The blend of run time and compile time mechanisms allows the storage of all scattering models within a single container, e.g. std::vector, which can be iterated over in order to evaluate them.

typedef std::vector<scatter_facade_t<state_type> > 
        scatter_container_type ; 
 
scatter_container_type scatter_container ; 
scatter_container.push_back(scattering_model) ;

For the development of new collision models easy extendability, even without recompilations, is also a highly important issue. This approach allows the addition of scattering models at run time and to expose an interface to an interpreted language such as, e.g., Python [29].

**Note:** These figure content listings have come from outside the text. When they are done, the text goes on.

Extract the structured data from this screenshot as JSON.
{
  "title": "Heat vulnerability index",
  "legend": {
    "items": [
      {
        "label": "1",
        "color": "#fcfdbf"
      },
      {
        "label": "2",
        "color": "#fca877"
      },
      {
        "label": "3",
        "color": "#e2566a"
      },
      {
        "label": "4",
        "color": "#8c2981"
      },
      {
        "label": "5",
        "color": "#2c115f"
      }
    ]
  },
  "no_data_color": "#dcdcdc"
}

In case a highly optimized version is desired, the run time container (here the std::vector) may be exchanged by a compile time container, which is also readily available from the GSSE and provides the compiler with further opportunities for optimizations at the expense of run time adaptability.

While the described approach initially slightly increases the burden of implementation, due to the fact that wrappers must be provided, it gives a transition path to integrate legacy codes into an up to date frame while at the same time not abandoning the experience associated with it. The invested effort allows to raise the level of abstraction, which in turn allows to increase the benefits obtained from the advances in compiler technologies. This in turn inherently allows an optimization for several platforms without the need for massive human effort, which was needed in previous approaches.

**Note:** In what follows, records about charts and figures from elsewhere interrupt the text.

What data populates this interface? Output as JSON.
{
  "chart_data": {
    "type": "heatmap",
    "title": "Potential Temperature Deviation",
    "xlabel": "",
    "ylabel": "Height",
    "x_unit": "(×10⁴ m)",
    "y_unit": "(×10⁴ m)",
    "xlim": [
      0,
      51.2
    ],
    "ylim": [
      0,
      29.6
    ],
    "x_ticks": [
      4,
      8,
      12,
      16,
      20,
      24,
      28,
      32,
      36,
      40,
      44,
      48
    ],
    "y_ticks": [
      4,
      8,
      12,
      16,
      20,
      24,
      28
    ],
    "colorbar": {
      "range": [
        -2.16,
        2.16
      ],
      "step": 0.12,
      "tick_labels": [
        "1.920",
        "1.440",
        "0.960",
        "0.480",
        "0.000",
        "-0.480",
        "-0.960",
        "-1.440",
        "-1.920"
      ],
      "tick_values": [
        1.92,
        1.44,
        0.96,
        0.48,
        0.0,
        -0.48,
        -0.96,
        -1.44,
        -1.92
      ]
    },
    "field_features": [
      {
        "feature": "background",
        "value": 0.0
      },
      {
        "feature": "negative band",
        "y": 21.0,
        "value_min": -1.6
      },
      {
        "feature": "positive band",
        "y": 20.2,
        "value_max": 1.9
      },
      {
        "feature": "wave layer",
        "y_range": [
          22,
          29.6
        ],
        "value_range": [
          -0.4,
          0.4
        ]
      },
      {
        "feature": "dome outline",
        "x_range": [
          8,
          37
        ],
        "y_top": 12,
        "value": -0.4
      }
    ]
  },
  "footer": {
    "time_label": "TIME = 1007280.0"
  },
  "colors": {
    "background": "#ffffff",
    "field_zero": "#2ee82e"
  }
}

In this particular case, encapsulating the reliance on global variables of the functions implementing the scattering models to the wrapping structures, parallelization efforts are greatly facilitated, which are increasingly important with the continued increase of computing cores per CPU.

Furthermore the results can easily be verified as code parts are gradually moved to newer implementations, the only stringent requirement being link compatibility with C++. This test and verification can be taken a step further in case the original implementation is written in ANSI C, due to the high compatibility of it to C++. It is possible to weave parts of the new implementation into the older code. Providing the opportunity to get a comparison not only of final results, but of all the intermediates as well.

Such swift verification of implementations allows to also speed up the steps necessary to verify calculated results with subsequent or contemporary experiments, which should not be neglected, in order to keep physical models and their numerical representations strongly rooted in reality.

The correct operation of the run time concepts depends on the faultless operation of the compiler being used within the rules set down by the C++ language specification [132]. Under this crucial assumption the correct compilation of the code ensures that the code will behave according to the guarantees introduced by the run time concept. While this provides an indication for correctness it cannot be considered absolute proof, especially since the C++ language and its compilers does not have a special focus on validation as is the case in, e.g., Ada[133][134], which could certainly make a stronger case.